« Sibylle(s) », ou la cérémonie païenne de la compagnie La Tempête
Présenté à Tourcoing, « Sibylle(s) », la nouvelle création de Simon-Pierre Bestion et de sa compagnie La Tempête, nous plonge dans l'univers des prophétesses de l'Antiquité. Un voyage entre deux mondes qui nous ramène aussi à nos interrogations contemporaines.
Les Sibylles, ce sont ces figures mythologiques méditerranéennes, prêtresses et prophétesses, intercesseuses entre le monde des vivants et des morts, entre les humains et les Enfers, capables de remonter le temps et de prédire l'avenir. Issues des civilisations méditerranéennes, les Sibylles ont marqué toute la culture occidentale, du Moyen-Age à la Renaissance, à travers la poésie, les contes et légendes, la peinture mais également la musique. C'est cet univers énigmatique, magique et poétique, que La Tempête a choisi d'explorer dans son nouveau spectacle, Sibylle(s), avec un « s », car il existe de multiples incarnations de cette représentation féminine forte.
Fidèle à sa philosophie, la compagnie évoque les mystères des Sibylles dans un spectacle total, cérémonie païenne entre musique, théâtre, danse et performance. Simon-Pierre Bestion nous fait voyager entre les mondes et entre les cultures. Des pièces de la Renaissance de Cristobal de Morales se fondent à des partitions baroques de Claudio Monteverdi et Giacomo Carissimi, des musiques traditionnelles du bassin méditerranéen, et des créations contemporaines de Ianis Xenakis ou Zad Moultaka.
A la fois musiciens, chanteurs, danseurs et comédiens, les quatorze artistes de La Tempête, dans une scénographie sobre et poétique, convoquent oracles et mythes, scènes originelles (le combat de Caïn et Abel) et métaphores contemporaines. Le télescopage des genres, la confrontation de l'ancien et du moderne, l'immersion dans le son et la lumière sont des marqueurs du « style » La Tempête. Mais on ne retrouve pas tout à fait dans Sibylle(s) ce qui faisait la magie des précédents spectacles, comme ces fabuleuses Vêpres de Monteverdi et Rachmaninov, ou encore Hypnos. Le hiératisme de la cérémonie comme des musiques, malgré leur diversité, le symbolisme très abstrait du sujet, prend parfois le pas sur l'émotion.

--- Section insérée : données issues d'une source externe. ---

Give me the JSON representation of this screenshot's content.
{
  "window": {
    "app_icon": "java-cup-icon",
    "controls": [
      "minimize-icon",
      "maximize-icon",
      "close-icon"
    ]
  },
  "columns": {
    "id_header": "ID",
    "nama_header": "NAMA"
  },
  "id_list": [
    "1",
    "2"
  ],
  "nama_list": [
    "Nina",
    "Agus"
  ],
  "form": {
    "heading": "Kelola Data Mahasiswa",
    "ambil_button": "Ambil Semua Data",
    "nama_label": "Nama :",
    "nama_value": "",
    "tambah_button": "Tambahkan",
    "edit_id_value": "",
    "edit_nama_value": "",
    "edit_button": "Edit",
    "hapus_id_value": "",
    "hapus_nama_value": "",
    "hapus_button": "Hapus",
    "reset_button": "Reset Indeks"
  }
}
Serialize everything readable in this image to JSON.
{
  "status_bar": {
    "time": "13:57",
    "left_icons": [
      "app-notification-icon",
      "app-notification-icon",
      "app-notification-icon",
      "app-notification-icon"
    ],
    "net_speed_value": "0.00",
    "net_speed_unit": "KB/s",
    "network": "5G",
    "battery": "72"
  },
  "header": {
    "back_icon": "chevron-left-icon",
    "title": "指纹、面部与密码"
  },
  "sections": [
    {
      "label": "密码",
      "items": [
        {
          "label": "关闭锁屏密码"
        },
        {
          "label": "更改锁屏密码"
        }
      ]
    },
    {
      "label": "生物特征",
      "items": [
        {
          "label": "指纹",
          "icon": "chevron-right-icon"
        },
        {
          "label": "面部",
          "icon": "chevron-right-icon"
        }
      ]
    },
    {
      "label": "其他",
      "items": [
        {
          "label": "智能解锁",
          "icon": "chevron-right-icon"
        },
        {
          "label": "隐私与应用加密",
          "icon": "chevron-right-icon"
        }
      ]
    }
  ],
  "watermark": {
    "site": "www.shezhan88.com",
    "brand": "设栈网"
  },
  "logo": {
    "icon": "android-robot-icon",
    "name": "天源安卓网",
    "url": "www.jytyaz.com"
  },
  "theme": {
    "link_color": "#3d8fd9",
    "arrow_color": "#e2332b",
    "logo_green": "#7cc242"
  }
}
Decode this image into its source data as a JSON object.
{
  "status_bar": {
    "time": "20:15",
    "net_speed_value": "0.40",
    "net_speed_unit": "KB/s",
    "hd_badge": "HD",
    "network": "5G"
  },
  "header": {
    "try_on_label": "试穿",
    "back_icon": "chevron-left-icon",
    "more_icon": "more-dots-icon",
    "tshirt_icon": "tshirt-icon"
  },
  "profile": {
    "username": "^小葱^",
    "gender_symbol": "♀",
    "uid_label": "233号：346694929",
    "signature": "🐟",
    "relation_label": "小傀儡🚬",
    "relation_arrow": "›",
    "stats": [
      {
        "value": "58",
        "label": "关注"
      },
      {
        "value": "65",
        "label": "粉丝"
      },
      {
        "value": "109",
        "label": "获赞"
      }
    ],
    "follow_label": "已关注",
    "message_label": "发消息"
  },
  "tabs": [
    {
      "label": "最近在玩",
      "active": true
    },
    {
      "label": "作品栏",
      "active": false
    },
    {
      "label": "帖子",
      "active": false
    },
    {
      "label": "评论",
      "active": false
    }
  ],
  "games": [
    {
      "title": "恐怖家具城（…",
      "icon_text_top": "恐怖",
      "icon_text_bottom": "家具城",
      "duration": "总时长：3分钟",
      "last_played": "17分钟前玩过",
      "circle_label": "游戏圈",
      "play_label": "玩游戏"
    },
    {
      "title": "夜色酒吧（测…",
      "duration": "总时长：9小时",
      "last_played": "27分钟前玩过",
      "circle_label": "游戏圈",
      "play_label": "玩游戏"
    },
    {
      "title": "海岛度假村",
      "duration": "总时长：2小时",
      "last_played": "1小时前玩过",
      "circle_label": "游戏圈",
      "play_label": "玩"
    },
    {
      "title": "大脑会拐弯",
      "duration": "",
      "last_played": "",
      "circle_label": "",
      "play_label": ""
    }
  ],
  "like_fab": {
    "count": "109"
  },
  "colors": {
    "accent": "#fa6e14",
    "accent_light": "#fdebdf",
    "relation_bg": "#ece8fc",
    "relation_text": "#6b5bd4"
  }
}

Il faut toutefois souligner la polyvalence assez extraordinaire de ces artistes, que ce soit Jawa Mania, aussi à l'aise au chant qu'au oud, tout comme Mathilde Rossignol au chant et violon, ou encore le subtile soprano d'Helena Bregar également à la guitare renaissance, le ténor vibrant de Mario Barrantes Espinoza. Mais c'est toute la troupe dont il faut saluer l'investissement.
Où sont les Sibylles d'aujourd'hui, semble interroger Simon-Pierre Bestion ? Que pourraient-elles dire de notre époque ? Faut-il questionner le passé pour réparer l'avenir ? Des paroles d'écrivains et poètes contemporains s'inscrivent au final comme autant de nouvelles prophéties. Conclusion d'un qui emporte avec lui l'énigme des Sibylles.